Eine denkenswerte Folge Raumschiff-Voyger, die offen endete, indem der holografische Doktor alleine, mit sich hadernd, am Rande des Wahnsinns auf dem Holodeck zurück blieb …

Ohja, ich bin der Holodock des Autokaufs.

Und: Ohnein, ich kaufe kein Auto, das Ganze ist nur ein Beispiel – kennt ihr doch auch, die Problematik der partout nicht fällbaren Entscheidungen?

Versinken im Chaos

„Die Welt ist mein Sauberläufer“

Gefunden als Geistesblitz in meinem Kopf, als ich bei T. zu Besuch war in seiner unaufgeräumten Bude. Mit den Wanderschuhen in der Hand sagte er: „Die können da Draußen nur noch sauberer werden“.

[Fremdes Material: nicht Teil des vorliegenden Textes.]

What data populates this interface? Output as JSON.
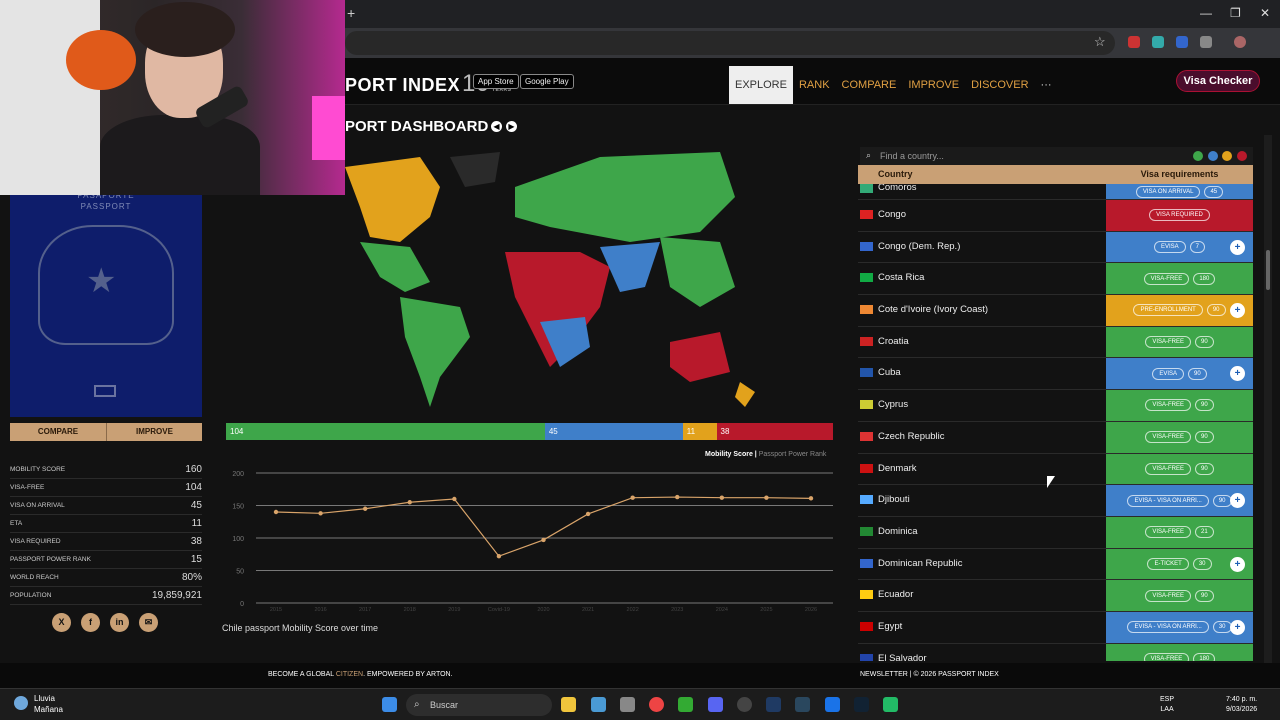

Übrigens: die Künstlerbude liegt derzeit auch in Schutt und Asche – zwar ist das Geschirr gespült, aber es steht noch auf dem Tisch. Da ich für die bevorstehende Ausstellung das Atelier leergeräumt habe, bevölkern drei Computer und Monitore den Fußboden, eine A0 Zeichenplatte, überall liegen Kritzelzettel, hier sieht es aus wie auf einer seit Jahren nicht defragmentierten FAT-Festplatte.

Das Deckmäntelchen der Empfindungen über der Realität

Das Leben wird immer bizarrer. Die Nacht ist dominant. Ich schweife umher, teils dienstlich, teils aus purer Lust. Neulich hat mich die fünftgrößte Tageszeitung sogar nach Frankreich beordert. Gemeinsam mit Künstlerin T. durch die eiskalte Nacht gerast, um eine Kunstausstellung zu besprechen. Eine jener Nächte …. morgens hatte ich dann keine Lust aufzustehen – verständlich. Zum Glück kann ich die Artikel mittlerweile so schreiben wie Blogeinträge – zudem mit gewissem Mehrwert für die Leser. Sechs Stunden Schlaf sind hart an der Grenze. Ich wäre grundsätzlich bereit zum Winterschlaf.

Heute haben es die Katzen erstmals bis in die Wohnung geschafft. Wegen des warmen Wetters standen die Türen offen. Die eine Katze liegt nun im Schreibtisch, direkt neben mir auf den Steuererklärungen – perverses Vieh, nicht? Die andere liegt hinter dem Ofen – an der wärmsten Stelle in der Wohnung. Beide hassen einander, aber in der Wärme sind sie vereint. Sicher gäben sie gute Kapitalisten ab (Kapitalisten sind so. Wenn es ihnen von Nutzen ist, nehmen sie die Gegenwart anderer Kapitalisten in Kauf). Ich überlege, sie rauszuschmeißen – früh um sechs geht bestimmt das Gezeter los und sie verwüsten die Bude (so sind diese Katzpitalisten nunmal, das ist ihre Natur). Achwas, lass die Tierchen … ich mutiere zum Gothic, was die Stimmung betrifft, man könnte es Melancholie mit einem Schuss Gleichgültigkeit nennen.

Die Zeit, sie rinnt und die Uhr, sie tickt – tickitick-tickitick-tickitick-tick-tick.

Relativ gesehen ist ein Lebensjahr für den Zehnjährigen ein Zehntel seiner Lebenszeit. Für den Dreißigjährigen ist es ein Dreißigstel. Für den Siebzigjährigen ein Siebzigstel. Das könnte das beklommene Gefühl erklären, die Zeit vergehe schneller und schneller, je länger man lebt.

Letztenendes jedoch existiert die Welt nur im eigenen Kopf – in Deinem und Deinem und in meinem Kopf und es liegt an einem selbst, wie man sich seine Wirklichkeit zurecht denkt. Ziemlich erstaunt war ich zum Beispiel heute Nachmittag um 17 Uhr 48, als die Zeit gefühlte Lichtgeschwindigkeit erreichte, die Uhr beim nächsten Blick jedoch nur 17 Uhr 49 zeigte. Es ist beruhigend, wenn zig Jahre ins Land gegangen sind und einem an einem 20ten November eine Minute quälend lang erscheint – wie gesagt, das Meiste – nee, nicht alles, aber das Meiste – schusterst du dir im Kopf zurecht.

Du wirfst das Deckmäntelchen deiner Empfindungen über die Realität.